Setoran Pajak Anjlok 30,19 Persen Hanya Capai Rp187,8 Triliun, Imbas “Core Tax Error”?
Pajak.com, Jakarta – Penerimaan pajak negara mengalami penurunan signifikan pada awal tahun 2025. Kementerian Keuangan (Kemenkeu) mencatat realisasi penerimaan pajak hingga 28 Februari 2025 hanya capai Rp187,8 triliun. Angka ini turun drastis sebesar 30,19 persen dibandingkan dengan periode yang sama tahun sebelumnya yang mencapai Rp269,02 triliun.
“Penerimaan perpajakan [keseluruhan] Rp240,4 triliun atau 9,7 persen dari target tahun ini,” kata Menteri Keuangan (Menkeu) Sri Mulyani Indrawati dalam konferensi pers APBN KiTA, dikutip Pajak.com pada Jumat (14/3/2025).
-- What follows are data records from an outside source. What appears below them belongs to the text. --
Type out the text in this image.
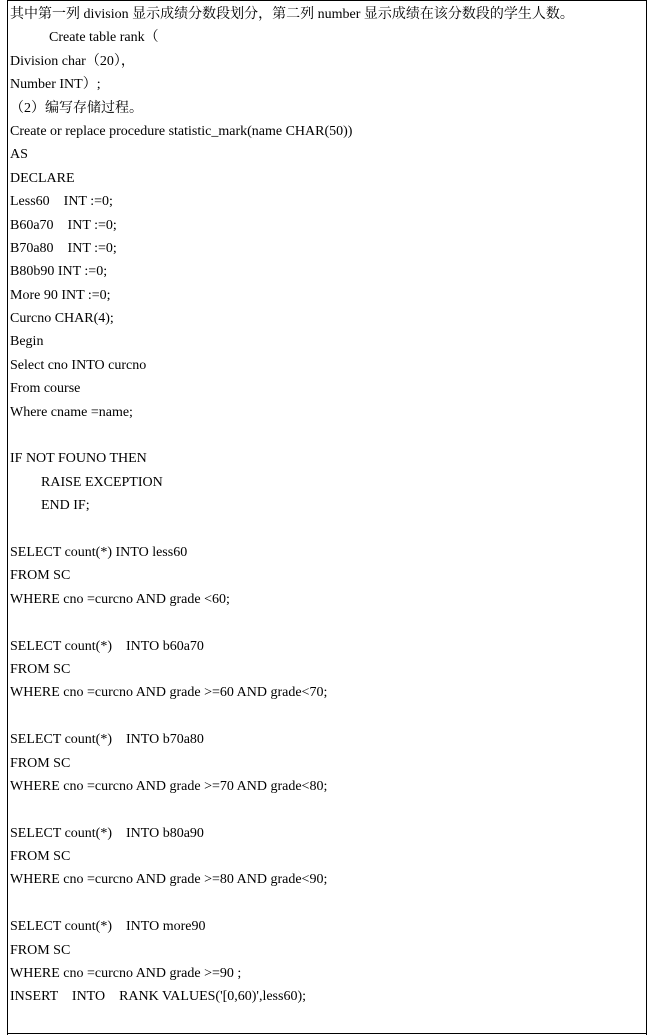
其中第一列 division 显示成绩分数段划分，第二列 number 显示成绩在该分数段的学生人数。
Create table rank（
Division char（20），
Number INT）;
（2）编写存储过程。
Create or replace procedure statistic_mark(name CHAR(50))
AS
DECLARE
Less60    INT :=0;
B60a70    INT :=0;
B70a80    INT :=0;
B80b90 INT :=0;
More 90 INT :=0;
Curcno CHAR(4);
Begin
Select cno INTO curcno
From course
Where cname =name;
IF NOT FOUNO THEN
RAISE EXCEPTION
END IF;
SELECT count(*) INTO less60
FROM SC
WHERE cno =curcno AND grade <60;
SELECT count(*)    INTO b60a70
FROM SC
WHERE cno =curcno AND grade >=60 AND grade<70;
SELECT count(*)    INTO b70a80
FROM SC
WHERE cno =curcno AND grade >=70 AND grade<80;
SELECT count(*)    INTO b80a90
FROM SC
WHERE cno =curcno AND grade >=80 AND grade<90;
SELECT count(*)    INTO more90
FROM SC
WHERE cno =curcno AND grade >=90 ;
INSERT    INTO    RANK VALUES('[0,60)',less60);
Dari total penerimaan perpajakan tersebut, penerimaan pajak tercatat sebesar Rp187,8 triliun atau 8,6 persen dari target yang ditetapkan dalam APBN 2025 sebesar Rp2.189,3 triliun. Sementara itu, penerimaan kepabeanan dan cukai mencapai Rp52,6 triliun atau 14,7 persen dari target tahunan.
Penerapan “Core Tax” Diduga Sebagai Penyebab Perlambatan
Anjloknya penerimaan pajak pada awal pemerintahan Presiden Prabowo Subianto dan Wakil Presiden Gibran Rakabuming Raka ini diindikasi karena implementasi core tax yang menghadapi berbagai kendala sejak pertama kali diluncurkan pada 1 Januari 2025 lalu.
Bagaimana tidak, indikasi kontraksi penerimaan negara akibat core tax mulai tercium saat Menteri Koordinator Bidang Perekonomian Airlangga Hartarto melakukan kunjungan kerja bersama Menkeu Sri Mulyani dan jajaran Direktorat Jenderal Pajak (DJP) ke Kantor Pusat DJP pada Senin (3/2/2025).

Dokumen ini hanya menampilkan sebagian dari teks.